The Yellow-billed Spoonbill often nests solitary or in loose colonies with other water birds, such as ibises and Royal Spoonbills. It places its nest in high forks of trees over water, or in among reed beds, building a shallow, unlined platform of sticks, rushes and reeds. The male collects the nest materials while the female builds and both sexes share incubation and care of the young. Clutch is 2-4 eggs which are incubated for about 4 weeks.

Feeding habits

The Yellow-billed Spoonbill feeds on aquatic insects and their larvae, using its bill to sweep shallow waters for prey. The spatulate bill has many vibration detectors, called papillae, on the inside of the spoon, which means the bird can feel for prey items even in murky water and can feed by day or night. Once food is caught, it lifts its bill up and lets the items slide down its throat. The Yellow-billed Spoonbill has less sensory papillae and a smaller spoon than the Royal Spoonbill, which means that it catches slower moving prey

Video Yellow-billed Spoonbill

httpv://www.youtube.com/watch?v=oACgZJNzP6k

copyright: Nick Talbot


Conservation

This species has a very large range, and hence does not approach the thresholds for Vulnerable under the range size criterion (Extent of Occurrence <20,000 km2 combined with a declining or fluctuating range size, habitat extent/quality, or population size and a small number of locations or severe fragmentation).
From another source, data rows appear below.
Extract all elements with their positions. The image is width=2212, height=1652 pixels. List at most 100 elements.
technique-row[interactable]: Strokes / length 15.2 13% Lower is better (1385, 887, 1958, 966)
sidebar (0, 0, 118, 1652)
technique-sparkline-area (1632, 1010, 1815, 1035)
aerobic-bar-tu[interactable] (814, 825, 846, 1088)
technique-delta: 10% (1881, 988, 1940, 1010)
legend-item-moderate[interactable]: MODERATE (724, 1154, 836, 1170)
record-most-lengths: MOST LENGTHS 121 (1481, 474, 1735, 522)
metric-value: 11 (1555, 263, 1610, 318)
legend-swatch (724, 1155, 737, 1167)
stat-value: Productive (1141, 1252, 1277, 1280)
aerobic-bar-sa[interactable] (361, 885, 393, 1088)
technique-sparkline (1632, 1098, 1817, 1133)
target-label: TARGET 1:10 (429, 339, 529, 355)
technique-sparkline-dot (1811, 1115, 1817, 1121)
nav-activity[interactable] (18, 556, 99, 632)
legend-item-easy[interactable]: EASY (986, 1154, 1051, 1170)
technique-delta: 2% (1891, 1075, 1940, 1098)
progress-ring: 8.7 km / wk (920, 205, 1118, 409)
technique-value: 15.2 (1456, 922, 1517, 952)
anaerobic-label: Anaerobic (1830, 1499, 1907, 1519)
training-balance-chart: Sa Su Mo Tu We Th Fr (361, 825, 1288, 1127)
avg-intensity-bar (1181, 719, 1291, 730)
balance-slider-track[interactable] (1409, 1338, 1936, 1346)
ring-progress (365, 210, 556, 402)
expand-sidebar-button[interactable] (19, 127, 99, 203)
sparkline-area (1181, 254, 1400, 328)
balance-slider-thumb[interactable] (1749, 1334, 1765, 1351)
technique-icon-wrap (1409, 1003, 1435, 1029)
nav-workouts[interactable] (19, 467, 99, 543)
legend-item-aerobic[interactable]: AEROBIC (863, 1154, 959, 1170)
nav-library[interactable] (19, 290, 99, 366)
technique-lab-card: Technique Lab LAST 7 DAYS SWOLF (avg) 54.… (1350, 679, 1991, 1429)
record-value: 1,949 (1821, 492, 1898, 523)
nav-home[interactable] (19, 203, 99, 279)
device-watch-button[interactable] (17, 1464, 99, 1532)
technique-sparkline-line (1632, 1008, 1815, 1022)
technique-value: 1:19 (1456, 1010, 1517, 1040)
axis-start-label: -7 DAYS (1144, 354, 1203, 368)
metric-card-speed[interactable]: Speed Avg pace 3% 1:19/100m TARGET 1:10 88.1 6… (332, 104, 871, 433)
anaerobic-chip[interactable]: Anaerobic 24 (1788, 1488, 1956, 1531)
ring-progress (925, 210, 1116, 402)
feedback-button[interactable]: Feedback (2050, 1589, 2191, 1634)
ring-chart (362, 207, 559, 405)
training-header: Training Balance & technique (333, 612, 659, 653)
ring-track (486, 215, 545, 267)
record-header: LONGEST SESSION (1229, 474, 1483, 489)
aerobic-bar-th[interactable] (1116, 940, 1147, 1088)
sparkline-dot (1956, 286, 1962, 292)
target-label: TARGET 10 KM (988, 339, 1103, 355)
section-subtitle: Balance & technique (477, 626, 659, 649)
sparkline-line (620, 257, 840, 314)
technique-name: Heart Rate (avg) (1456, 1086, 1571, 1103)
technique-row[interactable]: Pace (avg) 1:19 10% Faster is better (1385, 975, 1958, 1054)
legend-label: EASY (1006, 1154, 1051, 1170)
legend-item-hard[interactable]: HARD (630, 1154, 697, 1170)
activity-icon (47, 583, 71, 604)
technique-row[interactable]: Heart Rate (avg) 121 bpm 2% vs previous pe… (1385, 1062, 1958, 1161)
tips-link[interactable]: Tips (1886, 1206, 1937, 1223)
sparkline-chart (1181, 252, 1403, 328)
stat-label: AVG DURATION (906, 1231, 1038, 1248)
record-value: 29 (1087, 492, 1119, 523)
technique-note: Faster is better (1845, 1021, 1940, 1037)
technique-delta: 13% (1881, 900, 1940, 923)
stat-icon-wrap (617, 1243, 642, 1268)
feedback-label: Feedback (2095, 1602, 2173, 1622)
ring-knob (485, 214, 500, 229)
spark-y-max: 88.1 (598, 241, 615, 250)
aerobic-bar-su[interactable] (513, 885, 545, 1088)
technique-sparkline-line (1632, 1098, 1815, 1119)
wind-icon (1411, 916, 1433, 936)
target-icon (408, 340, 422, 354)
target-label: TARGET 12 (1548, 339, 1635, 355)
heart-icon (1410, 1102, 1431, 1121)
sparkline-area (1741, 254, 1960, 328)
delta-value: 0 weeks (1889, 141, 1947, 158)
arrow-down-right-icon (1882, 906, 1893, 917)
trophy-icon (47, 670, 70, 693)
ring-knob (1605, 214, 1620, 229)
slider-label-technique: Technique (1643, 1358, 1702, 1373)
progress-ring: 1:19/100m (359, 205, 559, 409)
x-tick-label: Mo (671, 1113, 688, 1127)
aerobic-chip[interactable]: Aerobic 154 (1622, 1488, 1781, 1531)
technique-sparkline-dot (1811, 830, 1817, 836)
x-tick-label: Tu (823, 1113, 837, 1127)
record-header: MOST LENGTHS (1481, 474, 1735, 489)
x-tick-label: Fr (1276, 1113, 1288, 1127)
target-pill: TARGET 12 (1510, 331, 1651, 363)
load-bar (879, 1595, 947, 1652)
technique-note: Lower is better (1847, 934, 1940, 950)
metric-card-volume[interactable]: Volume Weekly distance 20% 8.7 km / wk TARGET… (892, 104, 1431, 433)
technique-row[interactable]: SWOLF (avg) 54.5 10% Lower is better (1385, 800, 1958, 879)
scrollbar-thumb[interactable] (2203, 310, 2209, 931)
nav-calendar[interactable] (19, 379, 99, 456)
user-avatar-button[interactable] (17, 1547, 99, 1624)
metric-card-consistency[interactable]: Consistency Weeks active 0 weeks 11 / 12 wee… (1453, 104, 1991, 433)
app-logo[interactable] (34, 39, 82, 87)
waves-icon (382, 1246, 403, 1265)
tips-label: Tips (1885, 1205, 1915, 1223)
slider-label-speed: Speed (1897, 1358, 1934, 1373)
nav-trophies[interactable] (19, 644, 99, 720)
The population trend appears to be fluctuating, and hence the species does not approach the thresholds for Vulnerable under the population trend criterion (>30% decline over ten years or three generations). The population size may be moderately small to large, but it is not believed to approach the thresholds for Vulnerable under the population size criterion (<10,000 mature individuals with a continuing decline estimated to be >10% in ten years or three generations, or with a specified population structure). For these reasons the species is evaluated as Least Concern.
Yellow-billed Spoonbill status Least Concern

Migration

Appears to be mostly sedentary in S of Australia; observations suggest regular movements in N of range and in inland New South Wales. Vagrant to Tasmania, New Zealand, Lord Howe I and Norfolk I.